At first glance, lightening, blood, explosions, demons, death, etc. aren’t very subtle. The subtlety lies in the lack of cynicism. In all that apparent noise, there’s a lot of love and unapologetic, unconditional belief. Just like in the ’80s.
And instead of making a supernatural show merely set in the ’80s – and trying to be merely authentic – its creators made a show that actually would’ve been made in the ’80s.
I was there; not in Indiana, but in the ’80s, and “Stranger Things” feels more like the ’80s than anything I’ve seen since. My ’80s cred is pretty legit. I spent all my teen year there, graduated high school in 1985. The only time I miss the ’80s is when I think about my people back in the ’80s I no longer see.
Otherwise, I laugh along with everyone else at the ’80s on TV and in movies, because – like any era – you truly had to be there to appreciate it.
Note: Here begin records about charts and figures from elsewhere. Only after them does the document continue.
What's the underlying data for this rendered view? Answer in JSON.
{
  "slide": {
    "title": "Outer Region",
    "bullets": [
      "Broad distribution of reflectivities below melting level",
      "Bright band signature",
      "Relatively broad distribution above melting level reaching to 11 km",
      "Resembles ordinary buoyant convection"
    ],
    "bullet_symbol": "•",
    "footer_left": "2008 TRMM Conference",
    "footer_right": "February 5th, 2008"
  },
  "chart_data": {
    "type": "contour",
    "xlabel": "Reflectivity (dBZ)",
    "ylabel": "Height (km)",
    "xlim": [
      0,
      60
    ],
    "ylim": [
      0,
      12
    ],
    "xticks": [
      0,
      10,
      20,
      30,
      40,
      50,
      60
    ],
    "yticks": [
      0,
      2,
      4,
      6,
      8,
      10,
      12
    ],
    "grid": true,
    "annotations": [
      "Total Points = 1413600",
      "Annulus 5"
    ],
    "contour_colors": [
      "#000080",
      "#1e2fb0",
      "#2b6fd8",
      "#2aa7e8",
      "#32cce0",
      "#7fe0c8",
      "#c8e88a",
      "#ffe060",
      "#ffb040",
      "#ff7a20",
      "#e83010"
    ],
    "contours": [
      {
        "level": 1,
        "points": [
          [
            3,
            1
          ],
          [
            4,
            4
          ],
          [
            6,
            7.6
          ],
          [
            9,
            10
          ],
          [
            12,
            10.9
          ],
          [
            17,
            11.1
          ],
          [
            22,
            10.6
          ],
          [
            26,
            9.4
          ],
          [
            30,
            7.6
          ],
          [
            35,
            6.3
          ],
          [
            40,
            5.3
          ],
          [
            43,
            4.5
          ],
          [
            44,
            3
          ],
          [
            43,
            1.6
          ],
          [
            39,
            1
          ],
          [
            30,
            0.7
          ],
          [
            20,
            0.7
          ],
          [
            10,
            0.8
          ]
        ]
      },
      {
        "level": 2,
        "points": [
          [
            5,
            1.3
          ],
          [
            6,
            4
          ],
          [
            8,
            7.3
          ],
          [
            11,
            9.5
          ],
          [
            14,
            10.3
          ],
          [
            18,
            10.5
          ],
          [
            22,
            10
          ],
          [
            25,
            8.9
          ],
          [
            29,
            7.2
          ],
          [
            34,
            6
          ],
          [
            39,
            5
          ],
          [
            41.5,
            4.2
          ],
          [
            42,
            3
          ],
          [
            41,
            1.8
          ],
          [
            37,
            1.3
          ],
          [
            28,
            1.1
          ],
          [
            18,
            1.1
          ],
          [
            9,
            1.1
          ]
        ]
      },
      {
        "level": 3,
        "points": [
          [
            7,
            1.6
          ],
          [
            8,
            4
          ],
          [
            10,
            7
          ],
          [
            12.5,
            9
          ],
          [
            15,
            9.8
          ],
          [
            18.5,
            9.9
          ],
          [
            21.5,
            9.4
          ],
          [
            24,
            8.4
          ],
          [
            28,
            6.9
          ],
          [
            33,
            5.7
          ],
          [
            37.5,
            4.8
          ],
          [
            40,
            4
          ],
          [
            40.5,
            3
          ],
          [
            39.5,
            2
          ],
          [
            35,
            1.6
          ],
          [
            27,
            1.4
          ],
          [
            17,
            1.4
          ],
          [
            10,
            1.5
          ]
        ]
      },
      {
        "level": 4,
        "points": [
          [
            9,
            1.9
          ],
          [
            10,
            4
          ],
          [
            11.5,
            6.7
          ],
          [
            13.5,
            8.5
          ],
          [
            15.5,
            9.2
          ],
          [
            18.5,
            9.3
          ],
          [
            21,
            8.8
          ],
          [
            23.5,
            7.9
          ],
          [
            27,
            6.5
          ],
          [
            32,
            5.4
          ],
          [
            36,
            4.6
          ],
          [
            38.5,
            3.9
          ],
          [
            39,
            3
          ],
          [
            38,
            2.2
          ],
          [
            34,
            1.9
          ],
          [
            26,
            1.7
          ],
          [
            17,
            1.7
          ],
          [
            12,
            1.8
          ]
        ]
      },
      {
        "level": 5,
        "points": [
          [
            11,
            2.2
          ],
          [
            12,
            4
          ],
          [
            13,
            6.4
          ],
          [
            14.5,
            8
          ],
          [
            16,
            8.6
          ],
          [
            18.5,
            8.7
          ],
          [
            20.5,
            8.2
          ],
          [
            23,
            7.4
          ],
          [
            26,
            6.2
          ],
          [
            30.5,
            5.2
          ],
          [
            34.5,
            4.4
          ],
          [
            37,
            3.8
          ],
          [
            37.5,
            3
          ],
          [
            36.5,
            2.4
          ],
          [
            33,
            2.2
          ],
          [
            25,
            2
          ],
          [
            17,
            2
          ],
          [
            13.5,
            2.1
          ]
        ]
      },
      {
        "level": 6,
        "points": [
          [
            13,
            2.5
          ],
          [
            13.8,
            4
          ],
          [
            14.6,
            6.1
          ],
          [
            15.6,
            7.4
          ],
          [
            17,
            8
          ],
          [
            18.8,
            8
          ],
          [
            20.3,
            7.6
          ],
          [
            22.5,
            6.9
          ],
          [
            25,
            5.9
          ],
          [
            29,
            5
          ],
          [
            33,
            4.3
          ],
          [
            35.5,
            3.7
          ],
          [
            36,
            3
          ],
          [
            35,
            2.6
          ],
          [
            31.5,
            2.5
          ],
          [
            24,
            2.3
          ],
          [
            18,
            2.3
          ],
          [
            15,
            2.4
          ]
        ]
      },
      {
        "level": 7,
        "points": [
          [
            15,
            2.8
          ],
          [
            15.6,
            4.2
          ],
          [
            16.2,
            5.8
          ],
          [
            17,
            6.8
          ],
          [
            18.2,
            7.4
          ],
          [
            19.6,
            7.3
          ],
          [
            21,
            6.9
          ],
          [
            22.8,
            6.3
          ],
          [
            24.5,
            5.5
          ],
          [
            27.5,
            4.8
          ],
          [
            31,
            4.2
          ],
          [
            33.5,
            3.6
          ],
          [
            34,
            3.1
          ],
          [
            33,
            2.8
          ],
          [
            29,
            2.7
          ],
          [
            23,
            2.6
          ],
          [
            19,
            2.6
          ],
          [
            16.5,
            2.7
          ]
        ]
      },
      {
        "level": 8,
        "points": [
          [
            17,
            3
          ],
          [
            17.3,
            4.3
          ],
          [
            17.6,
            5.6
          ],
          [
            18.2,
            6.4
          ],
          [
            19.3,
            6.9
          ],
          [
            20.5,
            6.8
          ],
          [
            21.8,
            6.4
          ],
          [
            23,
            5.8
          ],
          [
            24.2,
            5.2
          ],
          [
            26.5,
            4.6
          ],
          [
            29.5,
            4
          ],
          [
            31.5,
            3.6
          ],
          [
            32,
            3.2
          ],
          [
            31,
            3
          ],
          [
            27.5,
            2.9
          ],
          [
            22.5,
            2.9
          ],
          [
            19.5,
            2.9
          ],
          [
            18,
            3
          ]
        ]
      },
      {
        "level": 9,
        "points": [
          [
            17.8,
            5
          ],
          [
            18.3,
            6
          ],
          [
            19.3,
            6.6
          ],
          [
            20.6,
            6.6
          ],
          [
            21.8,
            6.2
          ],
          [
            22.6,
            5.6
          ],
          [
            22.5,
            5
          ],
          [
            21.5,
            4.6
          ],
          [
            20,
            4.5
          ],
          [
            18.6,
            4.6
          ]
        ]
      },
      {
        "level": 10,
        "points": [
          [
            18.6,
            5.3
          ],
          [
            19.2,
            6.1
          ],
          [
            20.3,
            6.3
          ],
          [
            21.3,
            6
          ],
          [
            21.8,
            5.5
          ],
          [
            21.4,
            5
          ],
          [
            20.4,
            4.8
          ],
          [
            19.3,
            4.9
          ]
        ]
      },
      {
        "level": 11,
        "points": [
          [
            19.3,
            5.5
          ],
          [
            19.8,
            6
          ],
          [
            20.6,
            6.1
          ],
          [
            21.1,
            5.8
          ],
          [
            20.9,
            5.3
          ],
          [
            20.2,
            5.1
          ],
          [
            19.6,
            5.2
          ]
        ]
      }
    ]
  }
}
I did, even though the ’90s were a relief in comparison.
But Stranger Things makes me crave the ridiculous ’80s every time I watch it. It’s the closest I‘ve been since Dec. 31, 1989.
They nail the cheap-but-electric special effects for sci-fi, glowing larger-than-life malls, video games the size of refrigerators … the hair, the fashion, the music – which they nail, for the most part (they mismatched a couple songs, but it can slide).
It’s extraordinary. It’s “Goonies” meets “Aliens” meets “Fast Times” meets “Red Dawn” meets “Poltergeist” meets “Teen Wolf” meets “Beetlejuice” looping back to land on “The Goonies.”
They even have a real Goonie in the show (Sean Astin) dating Lydia (Winona Ryder) from Beetlejuice. The casting was perfect; beside some terribly talented kids, they went for some authenticity in Matthew Modine (“Vision Quest”) and Paul Reiser (“Aliens”).
The show gets so much right. The pre-Internet naiveté we thought was totally futuristic, the Reagan-inflamed sense of white suburban optimism, the Cold War backdrop (a secret Russian base beneath an Indiana mall is genius); things that were so ’80s that no one even knew they were so ’80s back in the ’80s.
It’s as if the creators asked themselves, “How would we make this show if we were actually back in the ’80s?”
Listen to the music. Not the stuff pulled from ’80s MTV. I’m talking about the score (the background music). Listen to the opening credits roll as if someone with a 1985 synthesizer decided to record something semi-creepy but ’80s cutting edge (back then) for a theme song. The authenticity comes from the absolute immersion.
The sometimes-cheesy special effects aren’t because Netflix can’t afford better (strobes and people just turning lights on and off were big). That’s how they did it 35 years ago. Have you seen “Ghostbusters” lately? “Weird Science?” Fun, bright, vivid, imaginative … but not very realistic. (Speaking of “Weird Science,” Bill Paxton would’ve been perfect in this show).
The other superpower of “Stranger Things” is its unrelenting optimism, another ’80s factor. Why else was everything so bright, dramatic and unreal? Suburban white kids whose parents believed in Ronald Reagan’s new day dawning in America, after the rotten ’70s, with Vietnam and Watergate and all the ugliness. MTV arrived and hope was rampant. We smiled a lot, believed in magic, wore horrible glowing clothes, used an ozone layer’s worth of hairspray, and believed two really great concerts in one day would eliminate world hunger.
In a decade when people thought playing some records made kids kill themselves and other records played backward summoned the devil, we probably would’ve believed in an Upside Down. Russians in the Midwest? Why not? We were afraid of dying by nuclear weapons.
Even with the big ending, I’m ready for another season. Then they should seal it all in a time capsule, before it gets to be too much; Just like the ’80s were at the end.